Diğerlerine göre ise, ister tarih, siyaset bilimi, Budizm ya da edebiyat dersleri olsun, üniversite eğitiminin bir noktasında herkesin okuduğu kitap Oryantalizm’in yazarıydı. Kitabı ben dört yaşındayken yazmıştı.

Onu basit bir İnglizceyle anlatmaya zorladığımda şöyle bir açıklama getirmişti: “Esas mefhum şu… tarih boyunca, edebiyat ya da sanat yoluyla olsun, “Doğu”, Batılı bir lensten görüldüğü şekliyle çarpıtılmış, alçaltılmış bir haldedir, öyle ki biz Batılıların aşina diye nitelendireceğimizden “başka” her şey artık sadece egzotik, gizemli ve duygusal olmakla kalmaz, aynı zamanda doğası gereği değersizdir.”

Biliyorsun, Aladdin gibi.

Esasen babamdan dolayı insanlar “Oryantal” yerine artık “Asya Amerikalı” terimini kullanıyorlar.
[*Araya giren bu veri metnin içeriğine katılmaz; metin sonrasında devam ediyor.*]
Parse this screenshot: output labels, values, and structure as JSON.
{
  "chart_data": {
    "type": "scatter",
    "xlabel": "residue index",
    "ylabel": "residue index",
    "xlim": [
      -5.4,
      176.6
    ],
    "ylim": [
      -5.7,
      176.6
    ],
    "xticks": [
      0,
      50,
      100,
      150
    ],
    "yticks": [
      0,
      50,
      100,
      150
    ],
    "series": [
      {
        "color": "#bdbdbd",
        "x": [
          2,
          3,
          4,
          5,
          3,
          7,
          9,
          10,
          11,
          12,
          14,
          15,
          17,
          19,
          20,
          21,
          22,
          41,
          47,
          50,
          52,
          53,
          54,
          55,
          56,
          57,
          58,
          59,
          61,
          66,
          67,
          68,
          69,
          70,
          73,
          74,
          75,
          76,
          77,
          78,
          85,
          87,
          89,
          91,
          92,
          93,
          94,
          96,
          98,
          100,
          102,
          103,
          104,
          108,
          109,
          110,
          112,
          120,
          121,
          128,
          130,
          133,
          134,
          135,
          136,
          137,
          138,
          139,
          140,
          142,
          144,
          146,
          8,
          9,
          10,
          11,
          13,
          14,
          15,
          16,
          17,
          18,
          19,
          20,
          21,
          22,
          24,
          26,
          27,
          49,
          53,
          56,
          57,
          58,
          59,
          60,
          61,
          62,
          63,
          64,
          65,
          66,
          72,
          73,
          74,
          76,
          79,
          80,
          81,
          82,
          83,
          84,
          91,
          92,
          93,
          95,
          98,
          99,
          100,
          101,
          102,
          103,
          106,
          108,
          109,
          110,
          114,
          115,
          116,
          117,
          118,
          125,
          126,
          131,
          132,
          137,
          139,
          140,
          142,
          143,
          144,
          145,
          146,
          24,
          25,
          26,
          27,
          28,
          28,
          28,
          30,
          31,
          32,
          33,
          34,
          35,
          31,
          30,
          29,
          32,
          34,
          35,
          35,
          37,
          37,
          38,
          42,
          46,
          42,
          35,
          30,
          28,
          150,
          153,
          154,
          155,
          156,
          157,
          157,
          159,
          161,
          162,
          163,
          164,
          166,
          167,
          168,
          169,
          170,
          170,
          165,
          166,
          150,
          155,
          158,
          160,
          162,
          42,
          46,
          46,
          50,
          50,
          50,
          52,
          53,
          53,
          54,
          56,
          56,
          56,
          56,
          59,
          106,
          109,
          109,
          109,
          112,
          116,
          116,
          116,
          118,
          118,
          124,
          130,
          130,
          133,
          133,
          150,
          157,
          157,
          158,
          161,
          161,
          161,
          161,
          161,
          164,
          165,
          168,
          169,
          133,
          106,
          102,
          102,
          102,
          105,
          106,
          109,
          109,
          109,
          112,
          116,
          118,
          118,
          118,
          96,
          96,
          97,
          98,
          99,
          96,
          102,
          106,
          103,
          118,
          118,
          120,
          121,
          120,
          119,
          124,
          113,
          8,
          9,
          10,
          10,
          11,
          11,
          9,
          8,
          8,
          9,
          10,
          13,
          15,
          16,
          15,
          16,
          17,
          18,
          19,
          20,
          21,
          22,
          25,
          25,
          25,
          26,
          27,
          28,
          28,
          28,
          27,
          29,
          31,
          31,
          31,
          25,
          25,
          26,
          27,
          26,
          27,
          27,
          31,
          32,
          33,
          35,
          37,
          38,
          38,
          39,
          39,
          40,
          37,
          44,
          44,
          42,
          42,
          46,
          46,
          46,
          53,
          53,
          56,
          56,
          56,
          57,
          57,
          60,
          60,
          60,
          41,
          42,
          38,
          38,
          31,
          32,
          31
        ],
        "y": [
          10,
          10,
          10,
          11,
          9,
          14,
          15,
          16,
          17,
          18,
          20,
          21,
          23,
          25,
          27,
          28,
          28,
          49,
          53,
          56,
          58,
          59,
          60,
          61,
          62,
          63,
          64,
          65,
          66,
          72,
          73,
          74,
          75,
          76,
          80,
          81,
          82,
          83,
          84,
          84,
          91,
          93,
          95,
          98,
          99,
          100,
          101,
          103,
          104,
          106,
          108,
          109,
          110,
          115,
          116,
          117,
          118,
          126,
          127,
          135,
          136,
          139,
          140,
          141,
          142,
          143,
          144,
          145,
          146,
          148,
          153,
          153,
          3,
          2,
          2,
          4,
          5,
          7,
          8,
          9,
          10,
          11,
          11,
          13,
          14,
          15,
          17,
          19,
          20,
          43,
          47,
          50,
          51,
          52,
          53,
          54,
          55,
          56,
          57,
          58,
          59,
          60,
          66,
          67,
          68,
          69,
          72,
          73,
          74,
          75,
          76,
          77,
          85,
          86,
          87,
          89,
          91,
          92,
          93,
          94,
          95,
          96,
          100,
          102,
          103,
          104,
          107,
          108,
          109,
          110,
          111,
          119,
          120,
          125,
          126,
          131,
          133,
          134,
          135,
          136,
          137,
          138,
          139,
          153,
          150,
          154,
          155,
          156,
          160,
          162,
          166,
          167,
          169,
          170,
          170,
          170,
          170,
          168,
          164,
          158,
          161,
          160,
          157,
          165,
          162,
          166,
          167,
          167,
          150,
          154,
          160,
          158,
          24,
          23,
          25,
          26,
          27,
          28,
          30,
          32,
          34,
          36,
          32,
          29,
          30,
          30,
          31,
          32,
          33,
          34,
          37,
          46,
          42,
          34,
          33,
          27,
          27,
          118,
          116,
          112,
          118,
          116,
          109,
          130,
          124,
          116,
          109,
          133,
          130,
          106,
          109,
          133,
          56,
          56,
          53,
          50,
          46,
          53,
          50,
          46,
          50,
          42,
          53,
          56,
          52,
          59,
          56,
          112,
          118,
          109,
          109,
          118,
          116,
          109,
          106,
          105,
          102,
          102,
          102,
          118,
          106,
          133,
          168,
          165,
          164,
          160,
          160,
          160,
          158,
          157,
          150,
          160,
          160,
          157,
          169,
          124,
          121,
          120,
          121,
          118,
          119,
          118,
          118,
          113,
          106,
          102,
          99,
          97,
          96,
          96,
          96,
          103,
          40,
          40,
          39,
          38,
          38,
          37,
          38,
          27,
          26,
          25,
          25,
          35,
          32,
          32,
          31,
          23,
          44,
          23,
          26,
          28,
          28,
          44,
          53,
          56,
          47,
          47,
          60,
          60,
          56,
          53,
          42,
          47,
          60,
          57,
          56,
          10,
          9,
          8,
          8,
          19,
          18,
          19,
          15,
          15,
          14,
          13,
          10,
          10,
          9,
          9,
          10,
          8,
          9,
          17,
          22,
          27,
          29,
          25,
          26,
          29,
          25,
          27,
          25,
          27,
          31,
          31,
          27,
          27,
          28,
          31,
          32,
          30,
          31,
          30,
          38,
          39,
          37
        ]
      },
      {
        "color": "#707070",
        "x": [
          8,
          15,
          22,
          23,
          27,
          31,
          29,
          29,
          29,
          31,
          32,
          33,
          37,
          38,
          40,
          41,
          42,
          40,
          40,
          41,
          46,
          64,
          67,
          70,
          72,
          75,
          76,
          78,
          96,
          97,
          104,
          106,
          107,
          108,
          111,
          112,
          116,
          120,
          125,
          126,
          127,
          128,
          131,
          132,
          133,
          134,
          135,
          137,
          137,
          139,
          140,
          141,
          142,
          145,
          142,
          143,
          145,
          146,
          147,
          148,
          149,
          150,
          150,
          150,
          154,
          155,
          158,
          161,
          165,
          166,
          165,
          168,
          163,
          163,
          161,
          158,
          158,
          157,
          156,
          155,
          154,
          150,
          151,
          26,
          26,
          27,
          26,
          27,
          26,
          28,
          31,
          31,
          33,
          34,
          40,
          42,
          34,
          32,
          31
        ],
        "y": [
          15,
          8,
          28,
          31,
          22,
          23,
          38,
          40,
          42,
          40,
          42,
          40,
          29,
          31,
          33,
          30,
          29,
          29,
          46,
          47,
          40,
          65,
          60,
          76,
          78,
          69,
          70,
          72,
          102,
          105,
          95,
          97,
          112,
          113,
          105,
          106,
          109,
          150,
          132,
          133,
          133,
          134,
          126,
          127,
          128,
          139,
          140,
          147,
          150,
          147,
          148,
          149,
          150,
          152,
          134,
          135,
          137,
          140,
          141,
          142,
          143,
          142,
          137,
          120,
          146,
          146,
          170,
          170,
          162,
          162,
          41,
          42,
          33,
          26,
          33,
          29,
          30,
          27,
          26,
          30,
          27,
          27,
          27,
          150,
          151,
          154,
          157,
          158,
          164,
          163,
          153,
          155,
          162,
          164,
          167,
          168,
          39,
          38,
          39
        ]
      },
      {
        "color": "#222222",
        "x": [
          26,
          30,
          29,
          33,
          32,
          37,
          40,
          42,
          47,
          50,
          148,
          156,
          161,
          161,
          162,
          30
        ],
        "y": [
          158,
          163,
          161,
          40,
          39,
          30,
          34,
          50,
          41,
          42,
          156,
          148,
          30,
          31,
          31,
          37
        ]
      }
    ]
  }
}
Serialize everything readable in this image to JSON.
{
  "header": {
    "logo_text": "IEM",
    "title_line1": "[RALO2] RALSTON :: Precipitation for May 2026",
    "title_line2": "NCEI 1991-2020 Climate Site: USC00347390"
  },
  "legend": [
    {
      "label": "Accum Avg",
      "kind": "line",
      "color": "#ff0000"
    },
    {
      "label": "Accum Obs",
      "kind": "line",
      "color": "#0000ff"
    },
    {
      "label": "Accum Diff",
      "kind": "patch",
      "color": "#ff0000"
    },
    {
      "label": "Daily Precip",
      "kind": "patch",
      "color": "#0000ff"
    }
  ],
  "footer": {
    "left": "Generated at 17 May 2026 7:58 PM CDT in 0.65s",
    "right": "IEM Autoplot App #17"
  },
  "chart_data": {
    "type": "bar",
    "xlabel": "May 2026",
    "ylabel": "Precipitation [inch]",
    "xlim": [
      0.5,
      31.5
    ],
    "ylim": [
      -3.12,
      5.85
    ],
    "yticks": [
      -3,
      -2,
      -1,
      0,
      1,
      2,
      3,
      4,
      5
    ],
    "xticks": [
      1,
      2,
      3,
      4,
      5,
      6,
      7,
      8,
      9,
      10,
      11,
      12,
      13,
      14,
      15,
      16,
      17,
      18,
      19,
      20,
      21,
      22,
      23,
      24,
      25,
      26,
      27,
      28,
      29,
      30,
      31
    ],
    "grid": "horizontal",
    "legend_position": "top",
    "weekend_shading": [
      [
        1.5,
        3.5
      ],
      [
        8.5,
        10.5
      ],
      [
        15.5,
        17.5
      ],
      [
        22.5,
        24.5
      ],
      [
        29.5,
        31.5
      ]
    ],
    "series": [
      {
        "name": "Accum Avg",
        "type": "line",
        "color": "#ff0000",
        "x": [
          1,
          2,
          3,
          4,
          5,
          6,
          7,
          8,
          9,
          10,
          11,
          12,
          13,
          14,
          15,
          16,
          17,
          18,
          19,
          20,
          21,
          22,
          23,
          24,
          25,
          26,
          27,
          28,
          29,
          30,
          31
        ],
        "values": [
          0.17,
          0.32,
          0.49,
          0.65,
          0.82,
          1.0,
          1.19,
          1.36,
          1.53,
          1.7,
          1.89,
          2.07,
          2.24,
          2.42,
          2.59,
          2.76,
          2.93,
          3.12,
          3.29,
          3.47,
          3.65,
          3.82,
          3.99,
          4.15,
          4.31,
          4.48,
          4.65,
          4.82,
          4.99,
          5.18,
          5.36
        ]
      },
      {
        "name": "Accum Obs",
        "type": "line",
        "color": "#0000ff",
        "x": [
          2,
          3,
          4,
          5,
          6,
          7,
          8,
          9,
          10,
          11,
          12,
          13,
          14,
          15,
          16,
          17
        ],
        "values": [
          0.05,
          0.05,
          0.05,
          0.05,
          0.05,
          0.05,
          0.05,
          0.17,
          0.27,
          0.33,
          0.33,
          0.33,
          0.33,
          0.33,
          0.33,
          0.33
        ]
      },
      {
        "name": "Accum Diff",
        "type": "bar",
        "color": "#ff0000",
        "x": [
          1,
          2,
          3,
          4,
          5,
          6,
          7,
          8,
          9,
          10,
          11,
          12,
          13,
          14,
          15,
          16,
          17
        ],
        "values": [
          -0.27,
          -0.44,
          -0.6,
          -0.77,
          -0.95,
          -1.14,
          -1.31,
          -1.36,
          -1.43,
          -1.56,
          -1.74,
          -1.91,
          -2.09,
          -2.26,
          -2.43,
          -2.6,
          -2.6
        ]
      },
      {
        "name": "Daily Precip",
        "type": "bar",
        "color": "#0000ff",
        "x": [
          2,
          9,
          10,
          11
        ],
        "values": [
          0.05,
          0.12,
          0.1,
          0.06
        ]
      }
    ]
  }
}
Başkalarına göre de babam, Filistin self determinasyon (kendi geleceğini tayin hakkı) mücadelesinin sembolü, insan hakları, eşitlik ve sosyal adalet savunucusudur. “Gücün karşısında gerçeği dile getirmiş bir hümanist.”

Diğer bazı kişilere göre ise onun terörist olduğunda ısrarcı; gerçi onu tanıyan herkes bilir ki bu Gandhi’ye terörist demek gibi bir şey.

Benim için ise o benim babam, Londra’da bir terzi elinden çıkma üç parçalı takım elbisesi içinde şık bir adam. Kimi zaman İngiliz, kimi zaman Amerikan o garip aksanıyla bana ateşli bir şekilde bağıran sonra (beş dakika kadar sonra) sinirlendiğini unutan sevimli yaşlı adam; bana tüm dünyadan hediyeler getiren, benimle Jane Eyre –on iki yaşımdayken en favori kitabım– hakkında konuşan, ağladığımda bana sarılan insan. Tenis ve squash oynardı, Volvo’ya binerdi, pipo içer, kalem biriktirirdi. Profesördü. Babamdı.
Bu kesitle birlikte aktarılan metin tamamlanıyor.